Ono no Tōfū, traditionally counted among the Sanseki (three great brushes) of Heian calligraphy, appears here in courtly attire suitable for a tenth-century aristocrat. Gakutei surrounds him with subtle attributes — paper, possibly a brush, perhaps a small frog, the latter alluding to the famous anecdote in which Tōfū watched a frog repeatedly leap toward a willow branch until succeeding, taking the persistence as a lesson in his own art. The composition unites historical portraiture with a sly literary reference legible to the educated members of the Ichiyō poetry circle.
Gakutei studied in the Hokusai school after early training with Totoya Hokkei, and this surimono shows him fully fluent in the school's design vocabulary. Katsushika Hokusai had popularized literary and historical subjects rendered with crisp drawing and judicious color, and Gakutei applies those principles here, balancing Tōfū's robed figure against an unworked ground while concentrating decorative effort on patterned brocades and trim.
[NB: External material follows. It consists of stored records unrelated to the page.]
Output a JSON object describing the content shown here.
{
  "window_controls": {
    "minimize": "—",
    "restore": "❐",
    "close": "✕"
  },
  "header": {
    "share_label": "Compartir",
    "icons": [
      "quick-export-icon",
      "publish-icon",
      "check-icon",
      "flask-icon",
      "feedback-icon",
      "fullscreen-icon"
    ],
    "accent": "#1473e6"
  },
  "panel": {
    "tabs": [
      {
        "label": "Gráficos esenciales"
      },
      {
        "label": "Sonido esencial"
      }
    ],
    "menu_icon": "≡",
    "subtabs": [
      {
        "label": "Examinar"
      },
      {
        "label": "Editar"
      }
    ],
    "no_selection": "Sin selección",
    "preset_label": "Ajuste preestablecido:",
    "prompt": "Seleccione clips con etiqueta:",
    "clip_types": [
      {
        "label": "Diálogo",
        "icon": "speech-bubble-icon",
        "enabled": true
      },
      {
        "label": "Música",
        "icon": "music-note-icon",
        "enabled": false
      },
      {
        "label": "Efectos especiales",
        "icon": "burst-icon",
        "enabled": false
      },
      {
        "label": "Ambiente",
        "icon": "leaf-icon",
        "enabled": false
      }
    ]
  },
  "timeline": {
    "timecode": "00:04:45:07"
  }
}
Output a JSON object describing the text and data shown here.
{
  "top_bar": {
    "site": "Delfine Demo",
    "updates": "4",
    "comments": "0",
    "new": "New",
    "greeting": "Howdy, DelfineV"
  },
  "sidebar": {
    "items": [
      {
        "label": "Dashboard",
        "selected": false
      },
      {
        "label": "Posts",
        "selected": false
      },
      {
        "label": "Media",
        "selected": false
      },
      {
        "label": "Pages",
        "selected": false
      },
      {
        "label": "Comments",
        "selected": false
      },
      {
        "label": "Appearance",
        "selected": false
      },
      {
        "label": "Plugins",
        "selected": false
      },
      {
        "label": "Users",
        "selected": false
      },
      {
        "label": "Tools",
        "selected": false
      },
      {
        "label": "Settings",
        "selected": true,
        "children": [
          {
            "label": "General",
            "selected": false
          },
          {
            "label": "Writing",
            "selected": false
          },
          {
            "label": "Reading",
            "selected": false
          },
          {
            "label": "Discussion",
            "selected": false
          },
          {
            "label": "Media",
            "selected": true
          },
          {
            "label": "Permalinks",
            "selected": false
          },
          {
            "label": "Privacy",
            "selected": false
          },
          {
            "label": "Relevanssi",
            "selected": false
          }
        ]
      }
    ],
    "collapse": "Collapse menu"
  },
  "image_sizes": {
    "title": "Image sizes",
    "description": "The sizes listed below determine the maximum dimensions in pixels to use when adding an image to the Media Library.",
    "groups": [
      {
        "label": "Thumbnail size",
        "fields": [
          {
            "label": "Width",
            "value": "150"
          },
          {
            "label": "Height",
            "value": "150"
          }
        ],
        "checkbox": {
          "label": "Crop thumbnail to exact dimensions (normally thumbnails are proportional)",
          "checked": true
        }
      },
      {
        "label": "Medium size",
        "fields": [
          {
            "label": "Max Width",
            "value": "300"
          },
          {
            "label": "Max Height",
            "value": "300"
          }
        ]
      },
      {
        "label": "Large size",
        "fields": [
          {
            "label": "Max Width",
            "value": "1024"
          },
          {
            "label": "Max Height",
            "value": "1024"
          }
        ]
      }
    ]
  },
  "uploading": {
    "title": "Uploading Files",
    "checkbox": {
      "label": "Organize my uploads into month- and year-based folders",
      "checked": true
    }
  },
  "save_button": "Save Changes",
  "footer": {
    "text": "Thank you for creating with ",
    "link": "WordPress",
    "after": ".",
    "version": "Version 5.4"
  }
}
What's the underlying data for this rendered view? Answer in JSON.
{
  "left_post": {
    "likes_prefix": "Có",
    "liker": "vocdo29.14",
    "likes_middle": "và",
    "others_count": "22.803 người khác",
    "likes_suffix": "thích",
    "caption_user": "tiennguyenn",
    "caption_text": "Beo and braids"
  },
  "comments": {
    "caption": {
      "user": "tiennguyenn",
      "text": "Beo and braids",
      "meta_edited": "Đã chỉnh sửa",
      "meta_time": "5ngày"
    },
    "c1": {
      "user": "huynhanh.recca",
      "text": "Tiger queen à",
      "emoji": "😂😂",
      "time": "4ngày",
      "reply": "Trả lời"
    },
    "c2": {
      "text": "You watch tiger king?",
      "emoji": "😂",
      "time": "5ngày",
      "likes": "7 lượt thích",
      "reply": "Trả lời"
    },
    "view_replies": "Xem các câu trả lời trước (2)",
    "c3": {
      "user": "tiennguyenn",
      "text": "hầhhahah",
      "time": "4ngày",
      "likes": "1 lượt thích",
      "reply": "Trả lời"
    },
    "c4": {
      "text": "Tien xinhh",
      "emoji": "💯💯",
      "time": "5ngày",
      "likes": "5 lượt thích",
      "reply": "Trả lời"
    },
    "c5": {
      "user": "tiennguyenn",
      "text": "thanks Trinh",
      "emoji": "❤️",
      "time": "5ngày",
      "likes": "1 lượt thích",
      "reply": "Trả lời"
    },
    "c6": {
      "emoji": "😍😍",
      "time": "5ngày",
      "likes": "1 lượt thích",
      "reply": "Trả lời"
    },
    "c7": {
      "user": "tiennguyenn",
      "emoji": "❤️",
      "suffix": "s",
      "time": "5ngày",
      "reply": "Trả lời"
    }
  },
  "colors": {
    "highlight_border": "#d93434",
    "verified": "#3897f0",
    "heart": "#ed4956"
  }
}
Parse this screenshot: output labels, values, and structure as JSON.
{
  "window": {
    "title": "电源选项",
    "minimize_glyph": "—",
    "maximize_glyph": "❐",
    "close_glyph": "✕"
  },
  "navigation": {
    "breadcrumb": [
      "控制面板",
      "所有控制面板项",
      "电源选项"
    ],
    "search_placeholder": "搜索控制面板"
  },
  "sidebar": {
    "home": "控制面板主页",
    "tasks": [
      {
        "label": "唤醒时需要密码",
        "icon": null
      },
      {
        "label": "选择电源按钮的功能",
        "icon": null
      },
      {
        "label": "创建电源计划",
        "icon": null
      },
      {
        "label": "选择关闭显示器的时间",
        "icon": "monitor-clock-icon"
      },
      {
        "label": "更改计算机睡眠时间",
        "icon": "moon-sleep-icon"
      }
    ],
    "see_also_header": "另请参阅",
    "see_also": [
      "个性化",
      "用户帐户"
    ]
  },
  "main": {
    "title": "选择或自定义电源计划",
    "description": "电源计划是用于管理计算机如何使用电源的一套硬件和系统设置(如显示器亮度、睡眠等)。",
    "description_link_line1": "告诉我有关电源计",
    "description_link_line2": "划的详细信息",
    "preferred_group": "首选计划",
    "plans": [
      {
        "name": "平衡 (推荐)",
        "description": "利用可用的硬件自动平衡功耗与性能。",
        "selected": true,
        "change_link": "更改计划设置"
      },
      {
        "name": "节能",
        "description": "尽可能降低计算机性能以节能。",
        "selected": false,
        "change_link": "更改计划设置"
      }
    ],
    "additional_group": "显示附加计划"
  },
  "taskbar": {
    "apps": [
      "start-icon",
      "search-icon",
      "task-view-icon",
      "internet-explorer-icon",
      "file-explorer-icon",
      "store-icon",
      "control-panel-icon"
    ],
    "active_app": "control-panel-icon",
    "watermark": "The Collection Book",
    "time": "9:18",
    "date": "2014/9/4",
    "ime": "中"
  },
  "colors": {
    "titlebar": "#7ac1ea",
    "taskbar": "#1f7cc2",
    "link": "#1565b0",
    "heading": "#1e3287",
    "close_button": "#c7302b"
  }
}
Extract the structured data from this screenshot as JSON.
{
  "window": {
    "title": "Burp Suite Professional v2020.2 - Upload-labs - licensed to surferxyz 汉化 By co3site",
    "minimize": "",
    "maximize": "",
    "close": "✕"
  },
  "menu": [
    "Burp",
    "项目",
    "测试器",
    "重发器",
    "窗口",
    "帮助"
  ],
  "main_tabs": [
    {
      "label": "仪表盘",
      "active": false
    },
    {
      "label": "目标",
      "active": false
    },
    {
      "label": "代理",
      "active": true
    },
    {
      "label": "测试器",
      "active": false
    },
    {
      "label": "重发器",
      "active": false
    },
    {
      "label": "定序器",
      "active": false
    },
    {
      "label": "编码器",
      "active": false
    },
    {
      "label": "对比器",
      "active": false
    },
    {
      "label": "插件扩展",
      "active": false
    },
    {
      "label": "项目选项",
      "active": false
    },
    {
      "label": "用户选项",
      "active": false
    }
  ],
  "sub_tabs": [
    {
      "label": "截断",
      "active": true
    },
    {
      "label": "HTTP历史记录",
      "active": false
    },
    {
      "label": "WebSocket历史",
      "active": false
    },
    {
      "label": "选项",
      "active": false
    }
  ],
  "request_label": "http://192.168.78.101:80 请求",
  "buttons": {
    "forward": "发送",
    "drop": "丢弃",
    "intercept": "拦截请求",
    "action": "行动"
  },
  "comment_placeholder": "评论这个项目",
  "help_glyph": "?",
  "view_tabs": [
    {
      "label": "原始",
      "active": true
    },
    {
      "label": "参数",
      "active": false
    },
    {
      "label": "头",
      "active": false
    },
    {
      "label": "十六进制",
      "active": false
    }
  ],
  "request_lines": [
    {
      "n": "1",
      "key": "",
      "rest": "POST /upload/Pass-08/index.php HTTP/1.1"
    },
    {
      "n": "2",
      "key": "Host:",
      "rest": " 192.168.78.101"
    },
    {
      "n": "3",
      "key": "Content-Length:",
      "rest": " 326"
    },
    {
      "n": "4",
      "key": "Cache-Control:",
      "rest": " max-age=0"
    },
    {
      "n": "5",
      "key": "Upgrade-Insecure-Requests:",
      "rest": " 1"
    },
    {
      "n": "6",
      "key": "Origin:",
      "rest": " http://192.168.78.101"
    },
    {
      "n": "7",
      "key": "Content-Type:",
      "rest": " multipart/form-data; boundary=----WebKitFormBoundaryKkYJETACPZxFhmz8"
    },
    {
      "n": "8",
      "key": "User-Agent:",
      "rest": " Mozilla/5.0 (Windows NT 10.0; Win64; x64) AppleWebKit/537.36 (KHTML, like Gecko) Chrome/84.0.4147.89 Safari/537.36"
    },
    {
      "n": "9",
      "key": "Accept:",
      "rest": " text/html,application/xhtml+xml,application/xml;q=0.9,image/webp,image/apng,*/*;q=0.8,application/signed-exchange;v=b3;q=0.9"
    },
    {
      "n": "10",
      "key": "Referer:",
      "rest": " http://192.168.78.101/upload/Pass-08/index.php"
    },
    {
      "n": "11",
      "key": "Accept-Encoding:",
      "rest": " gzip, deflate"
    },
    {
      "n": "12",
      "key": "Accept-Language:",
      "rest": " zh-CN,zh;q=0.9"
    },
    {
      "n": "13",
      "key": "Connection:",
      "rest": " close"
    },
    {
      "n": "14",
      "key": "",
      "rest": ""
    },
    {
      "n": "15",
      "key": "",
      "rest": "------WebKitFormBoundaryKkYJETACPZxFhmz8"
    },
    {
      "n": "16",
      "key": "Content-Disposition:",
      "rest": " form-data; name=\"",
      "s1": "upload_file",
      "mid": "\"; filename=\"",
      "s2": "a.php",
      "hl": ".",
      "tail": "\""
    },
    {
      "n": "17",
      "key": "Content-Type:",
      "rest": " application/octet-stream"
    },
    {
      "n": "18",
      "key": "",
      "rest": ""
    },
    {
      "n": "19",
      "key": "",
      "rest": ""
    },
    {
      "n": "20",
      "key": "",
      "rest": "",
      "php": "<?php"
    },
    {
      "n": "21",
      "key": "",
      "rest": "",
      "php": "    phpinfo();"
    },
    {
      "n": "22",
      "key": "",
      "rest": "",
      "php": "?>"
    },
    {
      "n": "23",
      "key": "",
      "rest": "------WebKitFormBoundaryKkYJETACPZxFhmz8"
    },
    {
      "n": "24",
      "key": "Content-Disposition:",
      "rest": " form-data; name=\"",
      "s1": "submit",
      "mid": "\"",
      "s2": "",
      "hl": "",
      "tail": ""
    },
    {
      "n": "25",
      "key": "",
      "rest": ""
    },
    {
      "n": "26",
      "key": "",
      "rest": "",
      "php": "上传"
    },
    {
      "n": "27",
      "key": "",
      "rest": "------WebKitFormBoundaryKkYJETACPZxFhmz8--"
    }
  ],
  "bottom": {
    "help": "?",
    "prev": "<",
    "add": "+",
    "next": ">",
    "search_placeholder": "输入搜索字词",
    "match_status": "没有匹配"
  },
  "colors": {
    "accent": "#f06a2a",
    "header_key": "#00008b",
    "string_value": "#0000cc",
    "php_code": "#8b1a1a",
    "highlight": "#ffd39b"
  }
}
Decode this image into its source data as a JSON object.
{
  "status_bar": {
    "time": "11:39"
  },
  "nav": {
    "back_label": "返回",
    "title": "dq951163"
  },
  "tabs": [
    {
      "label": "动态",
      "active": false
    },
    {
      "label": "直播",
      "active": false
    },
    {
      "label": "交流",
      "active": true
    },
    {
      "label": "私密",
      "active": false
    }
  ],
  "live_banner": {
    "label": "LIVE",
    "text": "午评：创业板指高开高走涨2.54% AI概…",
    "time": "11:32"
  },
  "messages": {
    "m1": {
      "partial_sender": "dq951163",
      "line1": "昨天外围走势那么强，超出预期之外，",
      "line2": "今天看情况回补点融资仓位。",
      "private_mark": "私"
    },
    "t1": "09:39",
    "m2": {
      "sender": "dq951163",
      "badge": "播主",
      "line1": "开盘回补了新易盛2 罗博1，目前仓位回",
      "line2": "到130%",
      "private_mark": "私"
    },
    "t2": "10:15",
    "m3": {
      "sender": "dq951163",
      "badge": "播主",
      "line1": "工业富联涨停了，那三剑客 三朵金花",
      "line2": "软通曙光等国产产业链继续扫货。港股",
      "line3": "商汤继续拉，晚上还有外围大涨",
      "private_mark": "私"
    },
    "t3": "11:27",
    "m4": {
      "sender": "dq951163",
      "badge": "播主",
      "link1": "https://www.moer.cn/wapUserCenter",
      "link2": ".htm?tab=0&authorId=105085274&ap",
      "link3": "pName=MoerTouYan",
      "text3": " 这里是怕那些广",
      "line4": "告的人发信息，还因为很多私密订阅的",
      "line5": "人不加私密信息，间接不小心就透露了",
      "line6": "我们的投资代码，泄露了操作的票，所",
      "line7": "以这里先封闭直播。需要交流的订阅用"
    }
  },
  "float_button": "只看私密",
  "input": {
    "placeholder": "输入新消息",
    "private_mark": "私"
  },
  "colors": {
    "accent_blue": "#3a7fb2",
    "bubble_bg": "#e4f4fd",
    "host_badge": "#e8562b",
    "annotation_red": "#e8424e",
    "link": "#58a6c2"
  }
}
The Ichiyō poetry circle commissioned the entire series of four prints, each pairing a writing-table accessory with an exemplary literary or legendary personage. The surimono format permitted lavish printing techniques — mica grounds, embossing, and metallic pigments — visible in the Metropolitan's impression. Yashima Gakutei's portrait of Ono no Tōfū thus exemplifies how Hokusai school designers served the refined intellectual tastes of Edo's kyōka poetry clubs through historically informed image-making.